Есть те, кто вначале выедают из супа мясо, а потом дохлебывают, оставляя непотребу на донце. И есть те, кто с этой непотребцы начинают, поглядывая на смачный кус и стороня его ложкой, перебраживая чувствами, настаиваясь до срока.
Я начинаю с краев, корешков, задворок, служебной якобы шелуховины, желудевых сносок, флигельков-аппендиксов, толмачовых тропок, птичьих словариков, нечаянных примечаний. Спиною входить, спиною. Как аквалангисты.
Хоть полчаса побыть не. Не говоря, не думая, не видя, не. И не с собой бы. Хорошо бы и не читая. Тай чи - чи тай - тай чи. Чего больше всего хочется в Индии? Закрыть глаза. Казалось бы - чего проще. Кабы не равная ей сила, их удерживающая открытыми.

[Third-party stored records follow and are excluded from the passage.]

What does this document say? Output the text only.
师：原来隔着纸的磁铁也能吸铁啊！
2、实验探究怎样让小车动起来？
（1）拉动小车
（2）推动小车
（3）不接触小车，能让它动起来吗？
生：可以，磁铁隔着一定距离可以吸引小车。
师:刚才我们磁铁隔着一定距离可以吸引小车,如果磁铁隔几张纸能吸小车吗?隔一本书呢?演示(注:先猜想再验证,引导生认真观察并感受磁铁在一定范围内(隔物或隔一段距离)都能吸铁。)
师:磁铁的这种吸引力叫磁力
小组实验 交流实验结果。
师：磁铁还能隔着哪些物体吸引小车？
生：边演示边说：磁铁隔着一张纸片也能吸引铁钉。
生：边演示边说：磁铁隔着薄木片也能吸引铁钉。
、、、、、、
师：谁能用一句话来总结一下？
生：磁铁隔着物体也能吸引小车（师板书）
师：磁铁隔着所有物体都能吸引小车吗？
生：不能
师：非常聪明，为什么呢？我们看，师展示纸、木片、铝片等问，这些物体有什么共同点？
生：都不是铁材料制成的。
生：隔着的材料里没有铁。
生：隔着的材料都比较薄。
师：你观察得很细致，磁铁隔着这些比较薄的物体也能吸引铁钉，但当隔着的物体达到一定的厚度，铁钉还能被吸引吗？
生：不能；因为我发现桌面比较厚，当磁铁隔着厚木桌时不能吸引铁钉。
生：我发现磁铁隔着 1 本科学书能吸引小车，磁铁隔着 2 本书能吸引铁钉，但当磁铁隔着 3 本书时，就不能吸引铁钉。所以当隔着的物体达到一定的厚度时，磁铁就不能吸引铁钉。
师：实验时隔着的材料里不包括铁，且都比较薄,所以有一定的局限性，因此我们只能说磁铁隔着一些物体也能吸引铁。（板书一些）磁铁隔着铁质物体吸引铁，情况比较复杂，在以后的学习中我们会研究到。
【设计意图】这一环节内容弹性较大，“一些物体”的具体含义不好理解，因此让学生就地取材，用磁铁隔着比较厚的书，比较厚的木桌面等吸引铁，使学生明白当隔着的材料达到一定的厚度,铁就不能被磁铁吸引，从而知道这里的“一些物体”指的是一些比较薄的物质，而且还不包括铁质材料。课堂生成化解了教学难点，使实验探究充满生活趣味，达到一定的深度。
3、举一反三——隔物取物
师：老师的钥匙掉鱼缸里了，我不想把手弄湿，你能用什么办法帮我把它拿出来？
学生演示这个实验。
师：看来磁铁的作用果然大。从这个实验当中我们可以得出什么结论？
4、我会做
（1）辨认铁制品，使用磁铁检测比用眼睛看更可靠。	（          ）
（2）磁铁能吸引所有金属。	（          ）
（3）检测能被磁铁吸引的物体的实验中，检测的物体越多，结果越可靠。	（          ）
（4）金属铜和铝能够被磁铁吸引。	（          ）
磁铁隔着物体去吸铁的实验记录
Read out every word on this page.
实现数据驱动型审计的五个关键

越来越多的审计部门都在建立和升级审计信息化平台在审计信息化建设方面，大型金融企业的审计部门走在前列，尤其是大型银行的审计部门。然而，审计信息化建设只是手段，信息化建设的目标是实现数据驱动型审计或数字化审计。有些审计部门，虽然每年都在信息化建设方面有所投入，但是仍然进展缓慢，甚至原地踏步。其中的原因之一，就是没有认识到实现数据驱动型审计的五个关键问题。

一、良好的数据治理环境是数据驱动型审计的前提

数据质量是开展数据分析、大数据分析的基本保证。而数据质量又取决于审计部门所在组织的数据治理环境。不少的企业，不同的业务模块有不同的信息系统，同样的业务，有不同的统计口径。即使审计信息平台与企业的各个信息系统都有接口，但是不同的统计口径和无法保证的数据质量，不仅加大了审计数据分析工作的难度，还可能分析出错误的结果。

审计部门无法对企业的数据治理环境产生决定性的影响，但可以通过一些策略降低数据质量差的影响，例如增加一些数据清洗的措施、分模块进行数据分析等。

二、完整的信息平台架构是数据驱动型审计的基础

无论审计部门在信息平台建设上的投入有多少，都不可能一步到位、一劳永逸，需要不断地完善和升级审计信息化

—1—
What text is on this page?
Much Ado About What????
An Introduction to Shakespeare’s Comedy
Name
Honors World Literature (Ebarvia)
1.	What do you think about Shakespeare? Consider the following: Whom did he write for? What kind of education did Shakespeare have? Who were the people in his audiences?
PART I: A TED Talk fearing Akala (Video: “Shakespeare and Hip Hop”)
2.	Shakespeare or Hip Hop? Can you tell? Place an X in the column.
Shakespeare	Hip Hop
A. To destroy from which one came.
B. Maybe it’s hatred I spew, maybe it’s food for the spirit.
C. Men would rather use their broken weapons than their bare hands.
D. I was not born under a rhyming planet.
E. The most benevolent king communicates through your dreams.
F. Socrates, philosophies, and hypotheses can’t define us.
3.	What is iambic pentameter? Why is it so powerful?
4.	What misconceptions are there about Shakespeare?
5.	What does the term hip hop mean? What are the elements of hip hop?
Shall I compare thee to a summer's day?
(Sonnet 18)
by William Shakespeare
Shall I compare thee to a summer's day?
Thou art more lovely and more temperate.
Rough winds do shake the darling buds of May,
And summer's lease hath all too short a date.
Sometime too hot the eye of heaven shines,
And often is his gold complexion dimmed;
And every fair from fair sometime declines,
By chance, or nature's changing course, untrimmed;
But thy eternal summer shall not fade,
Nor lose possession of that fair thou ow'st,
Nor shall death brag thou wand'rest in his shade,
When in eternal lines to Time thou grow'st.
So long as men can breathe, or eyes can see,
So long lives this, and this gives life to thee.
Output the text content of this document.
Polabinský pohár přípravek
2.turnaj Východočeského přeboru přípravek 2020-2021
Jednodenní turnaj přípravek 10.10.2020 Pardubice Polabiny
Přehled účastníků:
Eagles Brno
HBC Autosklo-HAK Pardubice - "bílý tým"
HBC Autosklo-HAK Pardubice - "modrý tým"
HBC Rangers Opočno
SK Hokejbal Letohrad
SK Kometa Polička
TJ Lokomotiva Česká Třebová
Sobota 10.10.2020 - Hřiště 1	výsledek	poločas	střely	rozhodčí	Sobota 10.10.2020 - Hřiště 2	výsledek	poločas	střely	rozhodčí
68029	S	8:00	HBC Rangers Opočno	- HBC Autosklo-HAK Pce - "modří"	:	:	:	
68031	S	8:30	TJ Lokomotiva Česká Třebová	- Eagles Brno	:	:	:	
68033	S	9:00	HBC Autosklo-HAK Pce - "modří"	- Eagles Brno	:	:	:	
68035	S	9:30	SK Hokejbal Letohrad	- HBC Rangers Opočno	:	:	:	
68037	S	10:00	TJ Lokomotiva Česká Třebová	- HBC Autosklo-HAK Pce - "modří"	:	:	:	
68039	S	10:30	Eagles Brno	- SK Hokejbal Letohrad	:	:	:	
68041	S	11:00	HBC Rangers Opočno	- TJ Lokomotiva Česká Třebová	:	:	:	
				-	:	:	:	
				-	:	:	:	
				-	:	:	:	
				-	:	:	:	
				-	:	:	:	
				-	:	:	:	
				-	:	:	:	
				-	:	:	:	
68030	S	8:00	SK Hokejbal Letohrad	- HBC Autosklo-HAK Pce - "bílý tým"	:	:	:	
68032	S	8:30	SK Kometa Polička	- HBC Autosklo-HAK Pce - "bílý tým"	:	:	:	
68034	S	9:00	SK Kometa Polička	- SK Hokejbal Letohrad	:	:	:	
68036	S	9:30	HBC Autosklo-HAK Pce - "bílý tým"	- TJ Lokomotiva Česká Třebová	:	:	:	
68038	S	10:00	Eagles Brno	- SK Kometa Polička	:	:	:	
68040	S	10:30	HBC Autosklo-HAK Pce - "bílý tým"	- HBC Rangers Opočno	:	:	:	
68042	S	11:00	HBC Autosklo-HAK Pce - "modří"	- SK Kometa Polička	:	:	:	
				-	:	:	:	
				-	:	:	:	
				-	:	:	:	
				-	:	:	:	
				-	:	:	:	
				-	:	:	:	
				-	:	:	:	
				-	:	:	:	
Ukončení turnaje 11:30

А в домике Амира - две двери: в одну он входит, из другой Вера выходит. Вера входит, выходит он.
Вера - чешка. Ей - лет двадцать. Плюс пять - на длинном поводке. Краса ее - от внутреннего свеченья. Славянская излучина, мягкий топкий свет над водой. Плюс Индия; приехала на месяцок, и вот уж второй год пошел.
Второй? - переспрашивает она удивленно и бережно отстраняет его ладонью, как ночного мотылька, затрепетавшего у лица по ошибке света.
Ксения немного нервничает. Не то чтобы ревность, но. То, что на себя не наденешь, - этот несуетный внутренний свет.
"У нее очень тонкая интуиция, - тихо сказала Вера, когда Ксения на минуту вышла. - Если б со мной что случилось, душой я пришла бы к ней." - Странно, - сказал я. Она не расслышала. И добавила: "Сильный, открытый человек".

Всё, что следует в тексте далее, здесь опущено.